I Salute Amazon

December 3rd, 2010 § 0 comments § permalink

on their recent $44,000 grant to Words Without Borders, supporting literature in translation and “a small organization weathering difficult economic times,” as WWB’s Managing Director Joshua Mandelbaum puts it. For all its size, WWB has proven a doughty and enduring champion of world lit, steadily growing in size, influence, and readership since its first issue in 2003. I owe them, and especially editor Susan Harris,  a special debt of gratitude: Words Without Borders was the first periodical ever to publish a translation of mine, Georges-Olivier Chateaureynaud’s “Delaunay the Broker,” in November 2005. Since then, I’ve had the luck to become a steady contributor, and watch the magazine evolve into the force it is today. I am deeply honored to be on its masthead as a Contributing Editor  for Graphic Fiction.

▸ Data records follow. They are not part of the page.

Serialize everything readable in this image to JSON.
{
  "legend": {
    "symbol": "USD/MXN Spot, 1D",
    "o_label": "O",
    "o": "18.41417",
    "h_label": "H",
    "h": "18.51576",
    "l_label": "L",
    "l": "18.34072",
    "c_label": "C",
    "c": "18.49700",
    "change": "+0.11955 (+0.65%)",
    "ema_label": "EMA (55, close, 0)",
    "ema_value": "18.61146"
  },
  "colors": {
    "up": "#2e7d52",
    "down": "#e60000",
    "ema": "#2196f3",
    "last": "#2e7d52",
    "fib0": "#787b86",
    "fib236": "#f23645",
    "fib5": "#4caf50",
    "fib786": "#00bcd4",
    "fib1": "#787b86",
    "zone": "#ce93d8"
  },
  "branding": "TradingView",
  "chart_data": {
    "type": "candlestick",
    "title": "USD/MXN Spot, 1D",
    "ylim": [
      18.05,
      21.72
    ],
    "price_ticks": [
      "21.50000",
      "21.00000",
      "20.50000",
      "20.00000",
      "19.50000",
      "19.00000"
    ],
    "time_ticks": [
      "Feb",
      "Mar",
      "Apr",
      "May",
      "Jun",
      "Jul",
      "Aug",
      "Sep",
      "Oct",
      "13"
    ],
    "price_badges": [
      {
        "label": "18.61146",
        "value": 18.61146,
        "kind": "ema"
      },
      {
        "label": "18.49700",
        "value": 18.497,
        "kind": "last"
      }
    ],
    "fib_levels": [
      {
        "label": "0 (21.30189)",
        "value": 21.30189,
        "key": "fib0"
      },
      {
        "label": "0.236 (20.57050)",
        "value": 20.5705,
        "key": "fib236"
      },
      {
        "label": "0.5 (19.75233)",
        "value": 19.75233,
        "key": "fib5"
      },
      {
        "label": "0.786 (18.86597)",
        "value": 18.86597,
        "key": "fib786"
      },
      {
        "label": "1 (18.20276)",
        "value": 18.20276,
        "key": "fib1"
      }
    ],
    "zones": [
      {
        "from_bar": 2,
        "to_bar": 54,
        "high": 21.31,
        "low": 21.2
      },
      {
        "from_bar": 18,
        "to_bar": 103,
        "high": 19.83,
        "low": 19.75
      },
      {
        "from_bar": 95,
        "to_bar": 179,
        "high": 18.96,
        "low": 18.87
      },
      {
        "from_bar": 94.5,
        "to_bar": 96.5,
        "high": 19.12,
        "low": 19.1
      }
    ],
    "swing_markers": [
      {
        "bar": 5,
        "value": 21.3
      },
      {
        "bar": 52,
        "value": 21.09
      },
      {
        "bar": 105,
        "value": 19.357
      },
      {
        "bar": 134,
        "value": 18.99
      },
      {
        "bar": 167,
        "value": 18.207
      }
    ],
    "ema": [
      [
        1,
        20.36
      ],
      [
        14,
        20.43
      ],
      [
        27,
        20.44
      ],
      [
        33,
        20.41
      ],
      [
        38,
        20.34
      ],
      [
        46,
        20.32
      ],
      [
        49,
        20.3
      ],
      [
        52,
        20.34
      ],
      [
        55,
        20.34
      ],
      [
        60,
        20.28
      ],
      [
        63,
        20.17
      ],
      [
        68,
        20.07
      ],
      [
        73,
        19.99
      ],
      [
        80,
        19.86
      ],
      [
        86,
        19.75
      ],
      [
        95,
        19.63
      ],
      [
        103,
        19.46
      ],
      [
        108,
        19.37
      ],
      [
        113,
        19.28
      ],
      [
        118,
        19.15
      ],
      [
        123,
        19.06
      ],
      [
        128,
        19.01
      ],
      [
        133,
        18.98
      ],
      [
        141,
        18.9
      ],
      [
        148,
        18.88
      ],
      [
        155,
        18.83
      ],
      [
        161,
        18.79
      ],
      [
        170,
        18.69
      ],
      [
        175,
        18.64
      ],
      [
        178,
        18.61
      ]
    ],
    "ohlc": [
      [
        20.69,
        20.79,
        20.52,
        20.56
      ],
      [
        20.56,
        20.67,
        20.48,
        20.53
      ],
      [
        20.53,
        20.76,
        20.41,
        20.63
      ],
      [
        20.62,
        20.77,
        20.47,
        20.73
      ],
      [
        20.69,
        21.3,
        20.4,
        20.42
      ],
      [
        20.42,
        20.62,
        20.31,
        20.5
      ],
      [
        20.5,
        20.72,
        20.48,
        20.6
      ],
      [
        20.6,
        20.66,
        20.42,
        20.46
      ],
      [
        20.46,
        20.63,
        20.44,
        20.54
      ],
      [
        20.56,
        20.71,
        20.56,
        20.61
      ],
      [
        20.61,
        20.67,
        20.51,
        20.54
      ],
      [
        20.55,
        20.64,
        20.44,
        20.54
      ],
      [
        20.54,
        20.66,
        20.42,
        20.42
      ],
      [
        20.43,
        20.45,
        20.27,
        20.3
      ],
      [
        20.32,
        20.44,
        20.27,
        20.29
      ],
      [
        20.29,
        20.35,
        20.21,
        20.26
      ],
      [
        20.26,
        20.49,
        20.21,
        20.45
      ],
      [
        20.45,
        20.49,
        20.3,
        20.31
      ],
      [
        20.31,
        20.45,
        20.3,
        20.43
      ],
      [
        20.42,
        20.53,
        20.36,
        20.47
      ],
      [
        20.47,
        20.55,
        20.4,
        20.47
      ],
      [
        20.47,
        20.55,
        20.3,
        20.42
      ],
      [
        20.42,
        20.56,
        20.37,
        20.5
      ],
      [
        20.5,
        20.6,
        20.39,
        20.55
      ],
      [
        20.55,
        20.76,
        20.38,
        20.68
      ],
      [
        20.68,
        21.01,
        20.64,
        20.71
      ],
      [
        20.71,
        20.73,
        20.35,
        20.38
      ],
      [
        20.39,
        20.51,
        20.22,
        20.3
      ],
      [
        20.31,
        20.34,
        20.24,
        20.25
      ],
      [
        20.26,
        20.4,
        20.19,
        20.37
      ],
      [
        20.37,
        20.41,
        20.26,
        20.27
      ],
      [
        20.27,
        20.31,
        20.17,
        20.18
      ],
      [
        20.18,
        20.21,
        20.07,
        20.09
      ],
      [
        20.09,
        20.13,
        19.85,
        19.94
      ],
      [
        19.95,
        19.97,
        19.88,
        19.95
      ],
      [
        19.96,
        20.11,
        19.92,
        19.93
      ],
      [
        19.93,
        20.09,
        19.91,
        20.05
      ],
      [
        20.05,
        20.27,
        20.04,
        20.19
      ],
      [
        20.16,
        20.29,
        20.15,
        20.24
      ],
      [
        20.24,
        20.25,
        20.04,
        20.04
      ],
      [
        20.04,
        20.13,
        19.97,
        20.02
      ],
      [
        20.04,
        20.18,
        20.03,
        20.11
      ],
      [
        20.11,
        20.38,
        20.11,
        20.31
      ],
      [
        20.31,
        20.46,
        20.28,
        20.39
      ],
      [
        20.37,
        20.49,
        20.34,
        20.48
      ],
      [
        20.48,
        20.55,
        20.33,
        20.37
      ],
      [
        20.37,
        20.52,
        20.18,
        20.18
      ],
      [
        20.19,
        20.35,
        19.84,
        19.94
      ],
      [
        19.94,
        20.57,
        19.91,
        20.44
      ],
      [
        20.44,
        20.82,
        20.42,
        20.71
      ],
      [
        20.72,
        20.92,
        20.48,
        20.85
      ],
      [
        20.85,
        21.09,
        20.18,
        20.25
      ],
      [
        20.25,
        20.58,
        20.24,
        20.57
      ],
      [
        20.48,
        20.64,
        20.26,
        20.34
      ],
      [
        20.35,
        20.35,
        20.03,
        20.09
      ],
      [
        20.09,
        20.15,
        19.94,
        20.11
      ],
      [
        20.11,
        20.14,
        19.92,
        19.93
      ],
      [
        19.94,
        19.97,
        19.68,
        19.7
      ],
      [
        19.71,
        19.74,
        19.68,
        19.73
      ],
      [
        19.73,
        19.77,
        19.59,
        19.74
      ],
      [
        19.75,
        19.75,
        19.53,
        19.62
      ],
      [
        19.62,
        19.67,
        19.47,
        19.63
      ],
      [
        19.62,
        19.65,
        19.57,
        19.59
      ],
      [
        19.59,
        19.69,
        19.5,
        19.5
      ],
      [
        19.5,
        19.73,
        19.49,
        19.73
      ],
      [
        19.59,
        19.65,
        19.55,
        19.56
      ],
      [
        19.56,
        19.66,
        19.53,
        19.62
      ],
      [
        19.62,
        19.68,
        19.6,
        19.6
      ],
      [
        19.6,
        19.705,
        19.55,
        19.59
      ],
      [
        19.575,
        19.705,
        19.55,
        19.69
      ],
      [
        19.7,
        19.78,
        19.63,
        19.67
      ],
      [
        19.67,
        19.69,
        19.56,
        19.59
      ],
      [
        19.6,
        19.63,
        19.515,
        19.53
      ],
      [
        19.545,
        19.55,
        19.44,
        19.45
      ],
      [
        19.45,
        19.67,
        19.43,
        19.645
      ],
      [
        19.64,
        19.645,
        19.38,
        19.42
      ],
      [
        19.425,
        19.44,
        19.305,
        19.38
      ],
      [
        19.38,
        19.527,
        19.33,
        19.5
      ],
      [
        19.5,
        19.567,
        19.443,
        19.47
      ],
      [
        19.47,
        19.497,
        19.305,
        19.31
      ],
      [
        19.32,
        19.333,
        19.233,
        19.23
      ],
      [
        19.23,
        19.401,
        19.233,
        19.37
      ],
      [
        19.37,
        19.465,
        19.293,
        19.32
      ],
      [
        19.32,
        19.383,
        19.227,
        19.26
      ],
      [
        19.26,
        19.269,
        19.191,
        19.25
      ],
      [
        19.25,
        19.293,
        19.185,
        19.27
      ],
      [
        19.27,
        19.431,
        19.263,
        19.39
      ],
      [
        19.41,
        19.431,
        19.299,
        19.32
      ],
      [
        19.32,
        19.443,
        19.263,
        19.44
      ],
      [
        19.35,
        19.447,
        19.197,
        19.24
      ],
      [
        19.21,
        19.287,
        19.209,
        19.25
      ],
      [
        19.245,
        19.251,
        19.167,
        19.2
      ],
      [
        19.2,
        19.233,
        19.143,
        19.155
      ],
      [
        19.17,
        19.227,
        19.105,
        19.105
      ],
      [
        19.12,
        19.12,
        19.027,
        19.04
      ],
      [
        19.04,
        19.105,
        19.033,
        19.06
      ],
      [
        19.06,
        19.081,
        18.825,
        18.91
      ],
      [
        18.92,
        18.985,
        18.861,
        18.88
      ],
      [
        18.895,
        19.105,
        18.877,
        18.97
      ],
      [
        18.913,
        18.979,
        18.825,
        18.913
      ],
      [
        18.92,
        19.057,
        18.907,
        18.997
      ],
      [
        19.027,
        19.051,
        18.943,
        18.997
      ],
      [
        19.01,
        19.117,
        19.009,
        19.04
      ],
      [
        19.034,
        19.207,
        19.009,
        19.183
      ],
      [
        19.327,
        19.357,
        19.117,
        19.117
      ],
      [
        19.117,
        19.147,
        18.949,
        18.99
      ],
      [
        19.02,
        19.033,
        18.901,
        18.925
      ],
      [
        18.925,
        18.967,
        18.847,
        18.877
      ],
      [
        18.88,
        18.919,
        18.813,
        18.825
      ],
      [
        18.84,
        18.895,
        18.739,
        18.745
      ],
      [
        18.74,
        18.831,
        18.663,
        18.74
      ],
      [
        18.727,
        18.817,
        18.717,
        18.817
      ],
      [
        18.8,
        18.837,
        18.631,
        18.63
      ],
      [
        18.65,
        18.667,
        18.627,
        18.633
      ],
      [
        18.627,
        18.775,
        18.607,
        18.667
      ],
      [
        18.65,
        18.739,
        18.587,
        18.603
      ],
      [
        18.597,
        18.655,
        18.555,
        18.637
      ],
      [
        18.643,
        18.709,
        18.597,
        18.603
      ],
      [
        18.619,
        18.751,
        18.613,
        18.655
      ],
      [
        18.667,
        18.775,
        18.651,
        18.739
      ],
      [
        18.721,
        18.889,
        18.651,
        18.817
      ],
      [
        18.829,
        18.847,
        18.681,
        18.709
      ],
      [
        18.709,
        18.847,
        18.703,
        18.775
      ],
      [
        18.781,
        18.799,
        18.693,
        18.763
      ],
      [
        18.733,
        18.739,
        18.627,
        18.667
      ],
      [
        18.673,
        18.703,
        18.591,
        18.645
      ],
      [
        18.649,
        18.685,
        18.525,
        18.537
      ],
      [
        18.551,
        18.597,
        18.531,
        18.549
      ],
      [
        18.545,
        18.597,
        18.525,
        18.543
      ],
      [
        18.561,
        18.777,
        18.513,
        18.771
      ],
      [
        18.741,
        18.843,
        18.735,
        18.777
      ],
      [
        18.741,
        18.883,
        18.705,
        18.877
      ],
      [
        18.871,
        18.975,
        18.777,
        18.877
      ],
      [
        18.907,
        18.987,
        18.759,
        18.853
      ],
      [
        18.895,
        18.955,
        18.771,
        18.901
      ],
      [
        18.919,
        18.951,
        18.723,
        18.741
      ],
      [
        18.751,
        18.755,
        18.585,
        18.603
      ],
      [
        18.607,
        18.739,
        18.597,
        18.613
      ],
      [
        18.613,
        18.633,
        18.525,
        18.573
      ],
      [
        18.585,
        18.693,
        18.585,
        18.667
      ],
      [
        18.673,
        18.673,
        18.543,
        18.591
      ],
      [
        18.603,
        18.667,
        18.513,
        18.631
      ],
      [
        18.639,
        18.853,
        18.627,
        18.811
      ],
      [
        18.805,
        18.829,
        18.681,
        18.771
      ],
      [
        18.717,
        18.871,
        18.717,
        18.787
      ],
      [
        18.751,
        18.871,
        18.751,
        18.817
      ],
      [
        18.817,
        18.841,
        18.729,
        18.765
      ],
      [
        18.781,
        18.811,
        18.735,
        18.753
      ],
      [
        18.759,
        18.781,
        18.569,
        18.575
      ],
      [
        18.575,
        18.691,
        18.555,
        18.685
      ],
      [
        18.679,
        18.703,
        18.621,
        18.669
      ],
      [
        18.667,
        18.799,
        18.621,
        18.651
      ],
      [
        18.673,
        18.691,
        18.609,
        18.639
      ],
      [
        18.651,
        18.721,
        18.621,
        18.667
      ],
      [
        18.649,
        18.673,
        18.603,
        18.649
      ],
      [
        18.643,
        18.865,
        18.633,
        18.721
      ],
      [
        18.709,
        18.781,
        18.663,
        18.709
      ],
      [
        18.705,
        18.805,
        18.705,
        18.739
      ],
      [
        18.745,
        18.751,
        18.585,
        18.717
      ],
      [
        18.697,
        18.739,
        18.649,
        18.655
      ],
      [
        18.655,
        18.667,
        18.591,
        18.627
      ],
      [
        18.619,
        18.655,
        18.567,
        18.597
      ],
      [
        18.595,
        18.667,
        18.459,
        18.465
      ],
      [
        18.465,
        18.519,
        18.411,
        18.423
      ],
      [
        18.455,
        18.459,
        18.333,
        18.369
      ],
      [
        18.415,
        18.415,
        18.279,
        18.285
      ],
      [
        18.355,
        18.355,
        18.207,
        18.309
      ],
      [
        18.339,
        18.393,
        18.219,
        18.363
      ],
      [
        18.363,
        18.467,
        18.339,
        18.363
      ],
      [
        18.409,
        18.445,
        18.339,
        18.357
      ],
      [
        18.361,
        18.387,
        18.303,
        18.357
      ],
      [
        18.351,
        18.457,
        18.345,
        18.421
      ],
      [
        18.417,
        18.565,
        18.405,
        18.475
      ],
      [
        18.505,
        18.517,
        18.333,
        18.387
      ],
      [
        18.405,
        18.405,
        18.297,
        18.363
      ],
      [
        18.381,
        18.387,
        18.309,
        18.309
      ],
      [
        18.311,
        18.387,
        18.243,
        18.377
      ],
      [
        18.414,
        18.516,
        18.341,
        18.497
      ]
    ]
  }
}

My favorite part of all this good news is surely that

This grant, the largest they’ve given to date, will cover all our author and translator fees for 2011 and allow us to raise our payments to both.

Words Without Borders is already exemplary in being among the few magazines who have always defended translators’ rights. They always find a way to pay the translator, and are, as far as I know, alone in undertaking rights negotiations with foreign publishers and agents on the translator’s behalf. As any translator will tell you, especially beginners or struggling freelancers, this is a boon like no other, a saver of time and livelihood, a preventer of gray hairs.  Most magazines put the burden on the translator to obtain proof of permission and submit it with the manuscript.

As Mandelbaum notes,

I know some people consider Amazon.com’s business practices antithetical to our efforts, and see these grants as smoke and mirrors. The truth, I believe, is more complicated. The problems and struggles of literary publishing are not the fault of any one company or organization, and solutions must be taken up by the publishing community as a whole, including the reader.
Dear readers, this holiday season, please consider donating to Words Without Borders!